As you learn to program, or learn a new languages, you will inevitably run into things you don't know, or things that confuse you. What to do? Posting to Stack Overflow is almost always the worst alternative. After all, as you know, it's not a tutorial site, and it's not a help site, and it's not a forum. It's a Q&A site for interesting programming questions.

In the best case, you'll get snarky comments and answers which will ruin your day; in the worst case, you'll get down-voted, and close-voted, which is not just embarrassing, but may actually prevent you from asking questions in the future. Since you want to make sure you are able to ask questions when you really need to, you are best off taking much more time doing research, including Google and SO searches, on simple beginner questions before posting. Or find a forum which is designed to help new folks. Or ask the person next to you if there is one. Or run through one or more tutorials.

But why write it yourself at all?

However, unless you are working on this problem as a way of teaching yourself JavaScript, as a kind of training exercise, there is no reason to write it at all. It has already been written hundreds, or probably thousands, of times in the history of computing. And the overwhelming majority of those implementations are going to be better, faster, cleaner, less buggy, and more featureful than whatever you will write.
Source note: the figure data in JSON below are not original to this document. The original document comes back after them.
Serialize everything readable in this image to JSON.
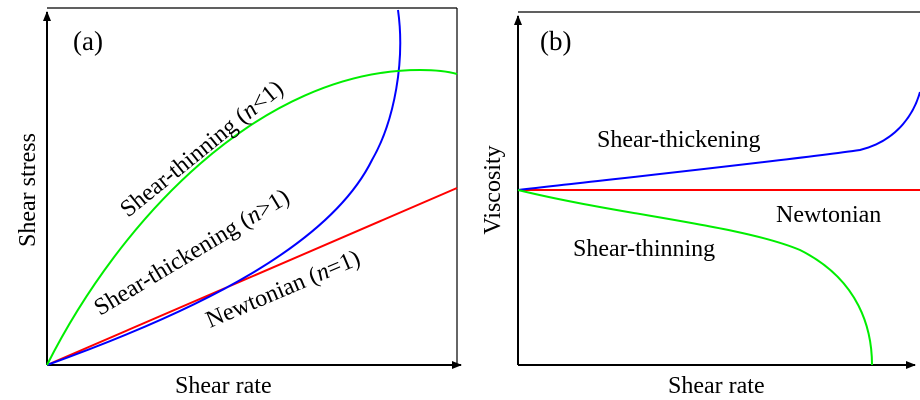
{
  "chart_data": [
    {
      "type": "line",
      "panel_label": "(a)",
      "xlabel": "Shear rate",
      "ylabel": "Shear stress",
      "ticks": "none",
      "grid": false,
      "legend": "none (curves labelled inline)",
      "series": [
        {
          "name": "Newtonian (n=1)",
          "label_plain": "Newtonian (",
          "label_var": "n",
          "label_rest": "=1)",
          "color": "#ff0000",
          "shape": "linear"
        },
        {
          "name": "Shear-thickening (n>1)",
          "label_plain": "Shear-thickening (",
          "label_var": "n",
          "label_rest": ">1)",
          "color": "#0000ff",
          "shape": "convex, rising steeply"
        },
        {
          "name": "Shear-thinning (n<1)",
          "label_plain": "Shear-thinning (",
          "label_var": "n",
          "label_rest": "<1)",
          "color": "#00ee00",
          "shape": "concave, levelling off"
        }
      ]
    },
    {
      "type": "line",
      "panel_label": "(b)",
      "xlabel": "Shear rate",
      "ylabel": "Viscosity",
      "ticks": "none",
      "grid": false,
      "legend": "none (curves labelled inline)",
      "series": [
        {
          "name": "Shear-thickening",
          "color": "#0000ff",
          "shape": "increasing"
        },
        {
          "name": "Newtonian",
          "color": "#ff0000",
          "shape": "constant"
        },
        {
          "name": "Shear-thinning",
          "color": "#00ee00",
          "shape": "decreasing"
        }
      ]
    }
  ]
}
So your job as a "programmer" is not to write something that converts dashes to underscores; it's to find and use something that does.

As the wise man said, today we don't write algorithms any more; we string together API calls. Our job is to find, and understand, the APIs to call.

Finding the API is not at all hard with Google. In this case, it could be helpful if you knew that strings with underscores are sometimes called "snake-cased", but even without knowing that you can find something on the first page of Google results with a query such as "javascript convert string to use underscores library".

The very first result, and the one you should take a look at, is underscore.string, a collection of string utilities written in the spirit of the versatile "underscore" library, and designed to be used with it. It provides an API called underscored. In addition to dealing with "dasherized" input (your case), it also handles other string/identifier formats such as "camelCase".

Even if you don't want to import this particular library and use it (which you probably should), you would be much better off stealing or cloning its code, which in simplified form is:

str
  .replace(/([a-z\d])([A-Z]+)/g, '$1_$2')
  .replace(/[-\s]+/g, '_')

This is not as complicated as it looks. The first part is to deal with camelCase input, so that "catsAndDogs" becomes "cats-and-dogs". the second line is what handles the dashes and spaces). Look closely--it replaces runs of multiple dashes with a single underscore. That could easily be something that you want to do too, depending on who is doing what with the transformed string downstream. That's a perfect example of something that someone else writing a professional-level library for this task has thought of that you might not when writing your home-grown solution.

Note that this well-regarded, finely-turned library does not use the split/join trick to do global replaces in strings, as another answer suggests. That approach went out of use almost a decade ago.

Besides saving yourself the trouble of writing it yourself, and ending up with better code, if you take time time to understand what it's doing, you will also end up knowing more about regular expressions.